# taz.de -- Forschung an Lebensmitteln der Zukunft: Schokolade aus dem Bioreaktor
       
       > Forscher entwickeln eine 100-Gramm-Tafel im Labor. Künftig sollen auch
       > andere Lebensmittel nicht mehr vom Feld und aus dem Stall kommen.
       
 (IMG) Bild: Frisch gezüchtete Kakaozellen aus dem Labor
       
       Berlin taz | Es ist die wohl teuerste Schokolade der Welt derzeit: die
       100-Gramm-Tafel für 194 Euro. Doch in dieser besonderen Art der Schokolade
       soll die Zukunft stecken – und eine neue Form der Landwirtschaft. Denn die
       Kakaobohnen sind in einem Schweizer Labor gezüchtet.

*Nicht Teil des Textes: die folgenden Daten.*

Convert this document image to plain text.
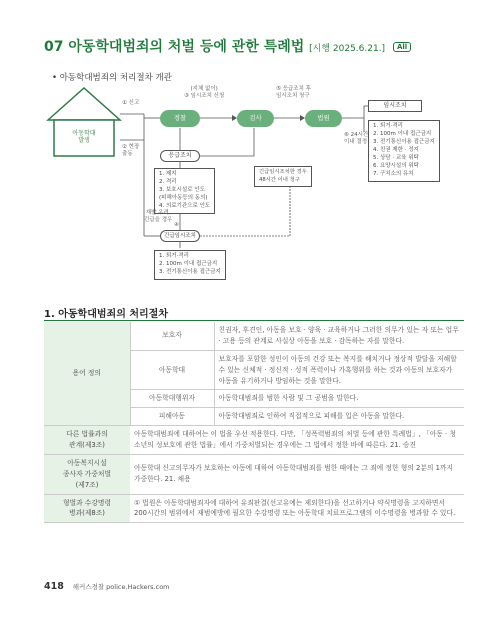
07 아동학대범죄의 처벌 등에 관한 특례법 [시행 2025.6.21.] All
• 아동학대범죄의 처리절차 개관
아동학대
발생
① 신고
② 현장
출동
(지체 없이)
③ 임시조치 신청
⑤ 응급조치 후
임시조치 청구
⑥ 24시간
이내 결정
경찰	검사	법원
임시조치
응급조치
1. 퇴거·격리
2. 100m 이내 접근금지
3. 전기통신이용 접근금지
4. 친권 제한 · 정지
5. 상담 · 교육 위탁
6. 요양시설의 위탁
7. 구치소의 유치
긴급임시조치한 경우
48시간 이내 청구
1. 제지
2. 격리
3. 보호시설로 인도
(피해아동등의 동의)
4. 의료기관으로 인도
재발 우려,
긴급을 경우
④
긴급임시조치
1. 퇴거·격리
2. 100m 이내 접근금지
3. 전기통신이용 접근금지
1. 아동학대범죄의 처리절차
용어 정의	보호자	친권자, 후견인, 아동을 보호 · 양육 · 교육하거나 그러한 의무가 있는 자 또는 업무 · 고용 등의 관계로 사실상 아동을 보호 · 감독하는 자를 말한다.
	아동학대	보호자를 포함한 성인이 아동의 건강 또는 복지를 해치거나 정상적 발달을 저해할 수 있는 신체적 · 정신적 · 성적 폭력이나 가혹행위를 하는 것과 아동의 보호자가 아동을 유기하거나 방임하는 것을 말한다.
	아동학대행위자	아동학대범죄를 범한 사람 및 그 공범을 말한다.
	피해아동	아동학대범죄로 인하여 직접적으로 피해를 입은 아동을 말한다.
다른 법률과의
관계(제3조)	아동학대범죄에 대하여는 이 법을 우선 적용한다. 다만, 「성폭력범죄의 처벌 등에 관한 특례법」, 「아동 · 청소년의 성보호에 관한 법률」에서 가중처벌되는 경우에는 그 법에서 정한 바에 따른다. 21. 승진	
아동복지시설
종사자 가중처벌
(제7조)	아동학대 신고의무자가 보호하는 아동에 대하여 아동학대범죄를 범한 때에는 그 죄에 정한 형의 2분의 1까지 가중한다. 21. 채용	
형벌과 수강명령
병과(제8조)	① 법원은 아동학대범죄자에 대하여 유죄판결(선고유예는 제외한다)을 선고하거나 약식명령을 고지하면서 200시간의 범위에서 재범예방에 필요한 수강명령 또는 아동학대 치료프로그램의 이수명령을 병과할 수 있다.	
418 해커스경찰 police.Hackers.com
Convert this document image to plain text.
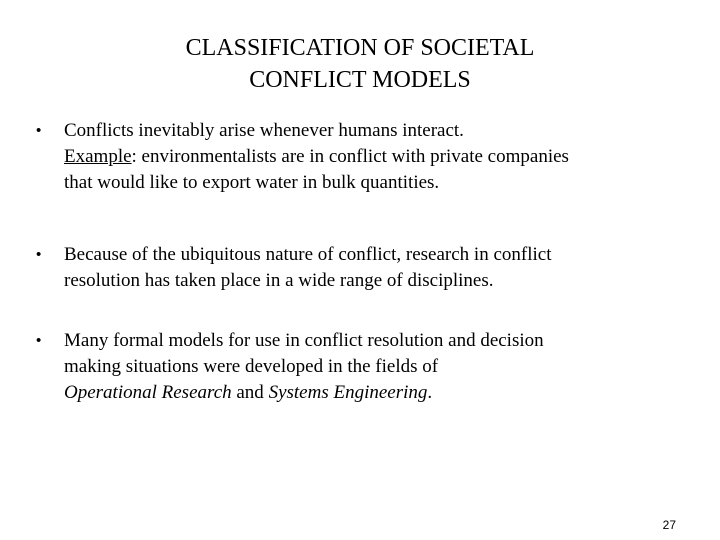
CLASSIFICATION OF SOCIETAL
CONFLICT MODELS
•	Conflicts inevitably arise whenever humans interact.
Example: environmentalists are in conflict with private companies
that would like to export water in bulk quantities.
•	Because of the ubiquitous nature of conflict, research in conflict
resolution has taken place in a wide range of disciplines.
•	Many formal models for use in conflict resolution and decision
making situations were developed in the fields of
Operational Research and Systems Engineering.
27
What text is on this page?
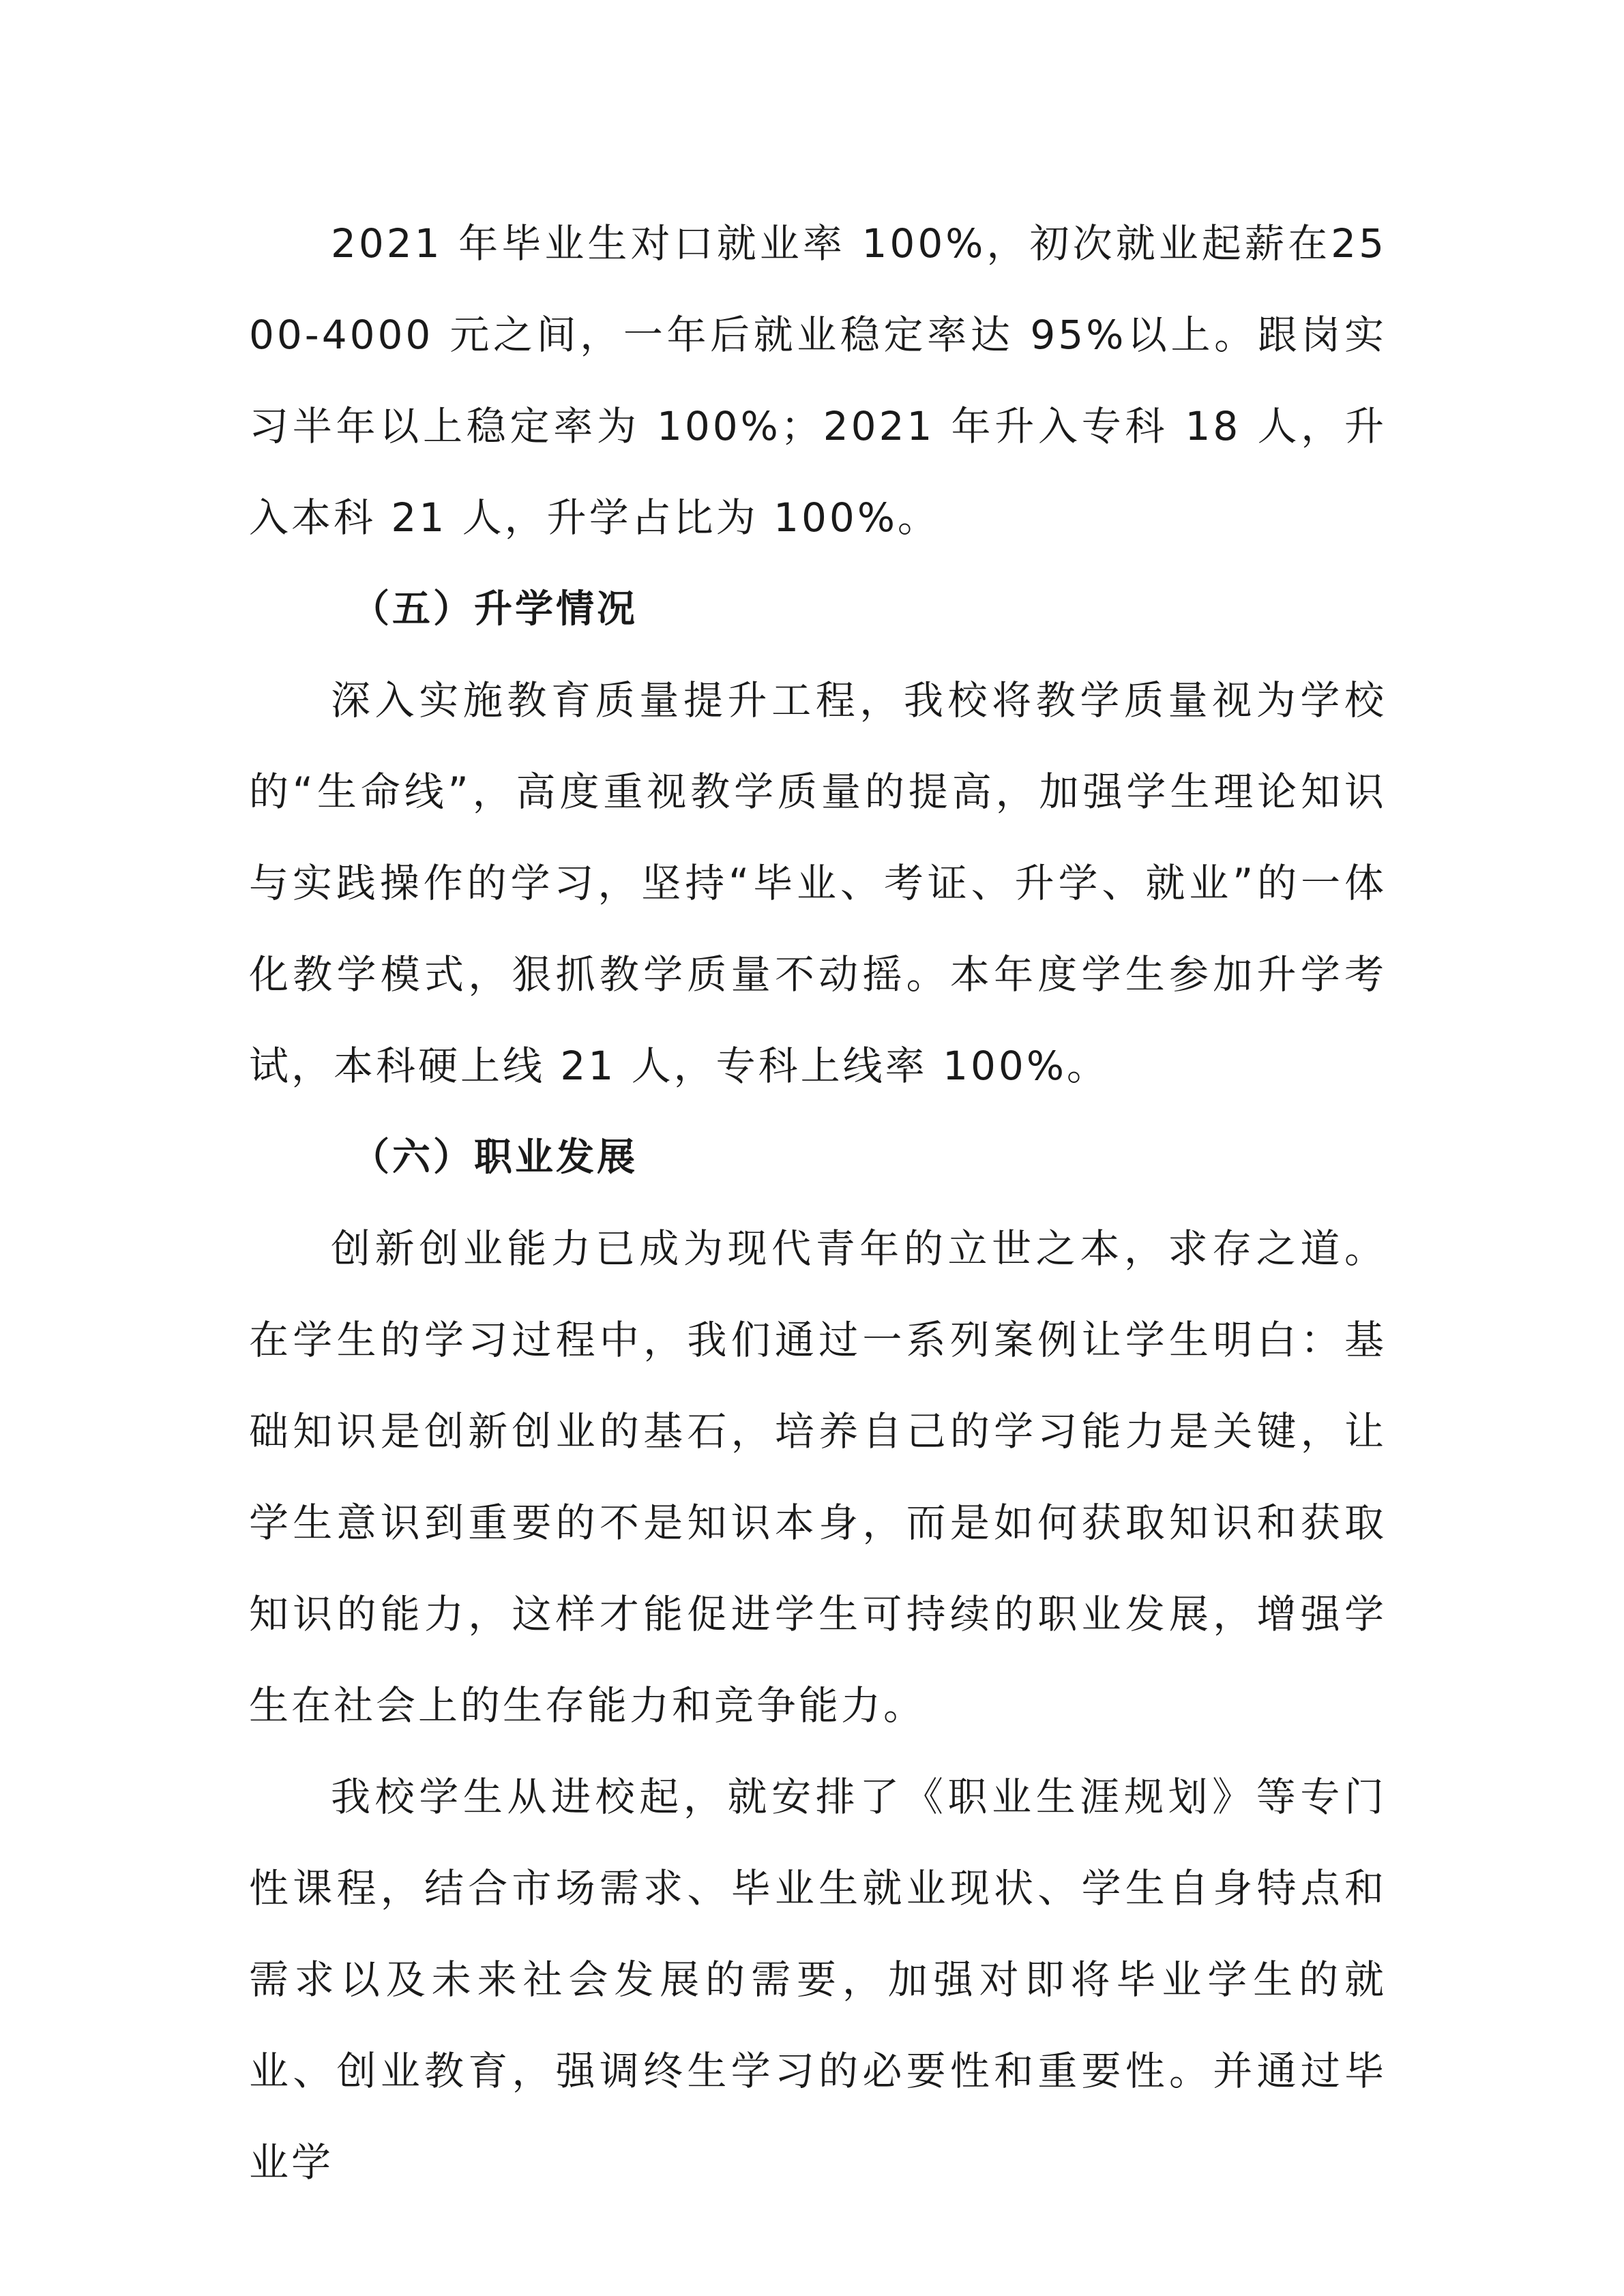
2021 年毕业生对口就业率 100%，初次就业起薪在2500-4000 元之间，一年后就业稳定率达 95%以上。跟岗实习半年以上稳定率为 100%；2021 年升入专科 18 人，升入本科 21 人，升学占比为 100%。

（五）升学情况

深入实施教育质量提升工程，我校将教学质量视为学校的“生命线”，高度重视教学质量的提高，加强学生理论知识与实践操作的学习，坚持“毕业、考证、升学、就业”的一体化教学模式，狠抓教学质量不动摇。本年度学生参加升学考试，本科硬上线 21 人，专科上线率 100%。

（六）职业发展

创新创业能力已成为现代青年的立世之本，求存之道。在学生的学习过程中，我们通过一系列案例让学生明白：基础知识是创新创业的基石，培养自己的学习能力是关键，让学生意识到重要的不是知识本身，而是如何获取知识和获取知识的能力，这样才能促进学生可持续的职业发展，增强学生在社会上的生存能力和竞争能力。

我校学生从进校起，就安排了《职业生涯规划》等专门性课程，结合市场需求、毕业生就业现状、学生自身特点和需求以及未来社会发展的需要，加强对即将毕业学生的就业、创业教育，强调终生学习的必要性和重要性。并通过毕业学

Eine Frage vorweg:
       Schmeckt das überhaupt?
       
       „Ja“, sagt Tilo Hühn, der Erfinder der neuen Art von Schokolade, am
       Telefon. Er sei selbst überrascht gewesen. „Sie ist fruchtig, blumig,
       schmeckt nach Zitrone und Beeren, und sie sieht aus wie eine normale
       Milchschokolade.“ Hühn, ursprünglich aus dem Rheingau, ist Professor an der
       Zürcher Hochschule für Angewandte Wissenschaften, ZHAW, in Wädenswil im
       Kanton Zürich. Zusammen mit der Professorin Regina Eibl hat er die
       Schokolade hergestellt. Ihre Methode nennt sich zelluläre Landwirtschaft.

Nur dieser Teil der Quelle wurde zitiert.